Friday, September 28, 2012

Manufactured Fear Drives Needless Regulations


As sure as the sun rises in the morning, Americans can count on their televisions and newspapers to brim with daily reports of all the dangerous products lurking in their homes. Women in particular are told commonplace items like shampoo, deodorant, plastic food containers, household disinfectants, children’s toys, baby bottles, and garden hoses threaten them and their families. Even living room furniture is now cast as a household killer.

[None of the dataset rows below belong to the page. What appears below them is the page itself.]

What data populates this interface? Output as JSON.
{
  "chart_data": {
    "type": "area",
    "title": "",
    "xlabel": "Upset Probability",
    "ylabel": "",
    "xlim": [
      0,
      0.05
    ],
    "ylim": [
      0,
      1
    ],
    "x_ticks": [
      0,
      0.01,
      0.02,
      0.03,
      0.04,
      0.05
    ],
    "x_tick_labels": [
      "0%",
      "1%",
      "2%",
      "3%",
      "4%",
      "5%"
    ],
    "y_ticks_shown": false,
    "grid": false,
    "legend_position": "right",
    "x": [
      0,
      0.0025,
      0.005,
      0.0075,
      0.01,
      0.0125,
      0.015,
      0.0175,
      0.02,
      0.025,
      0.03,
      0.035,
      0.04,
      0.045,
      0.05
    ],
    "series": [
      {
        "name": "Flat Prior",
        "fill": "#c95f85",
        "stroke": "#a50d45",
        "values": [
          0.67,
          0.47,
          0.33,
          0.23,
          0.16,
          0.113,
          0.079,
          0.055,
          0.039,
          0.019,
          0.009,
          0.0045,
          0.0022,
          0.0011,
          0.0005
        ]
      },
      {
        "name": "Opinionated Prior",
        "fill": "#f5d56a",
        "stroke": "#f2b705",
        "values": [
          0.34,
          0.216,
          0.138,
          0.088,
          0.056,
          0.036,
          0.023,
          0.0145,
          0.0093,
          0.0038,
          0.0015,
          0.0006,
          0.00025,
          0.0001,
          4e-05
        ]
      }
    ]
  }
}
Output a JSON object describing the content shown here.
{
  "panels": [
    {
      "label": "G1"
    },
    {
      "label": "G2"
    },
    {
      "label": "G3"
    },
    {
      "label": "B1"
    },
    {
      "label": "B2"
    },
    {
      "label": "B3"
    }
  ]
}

Silicone is the latest item to come under scrutiny. Discovered in the mid-19th century by a Swedish chemist, nowadays the term silicone is most often associated with breast augmentation, but its uses go far beyond giving women the perfect décolletage. In fact, silicone is used in everything from car engines to cosmetics, prosthetic limbs and medical equipment. In other words, silicone has made life easier for modern man, so naturally the hyper-regulatory Environmental Protection Agency is on alert....It’s almost like EPA just pulls these numbers out of thin air.....EPA’s real intentions—to regulate certain industries, chemicals, and products that environmentalists and public health officials (their real constituency) view as hazardous despite their being no evidence of real danger. This is part of a larger trend, building a culture of alarmism in America. The tactic is simple: based on the idiom “better safe than sorry,” ubiquitous pseudo-scientific activist organizations promote the idea that a chemical poses a “potential risk.” They say there is a “chance of danger,” or that a “correlation” between a certain product and a dreadful disease exists.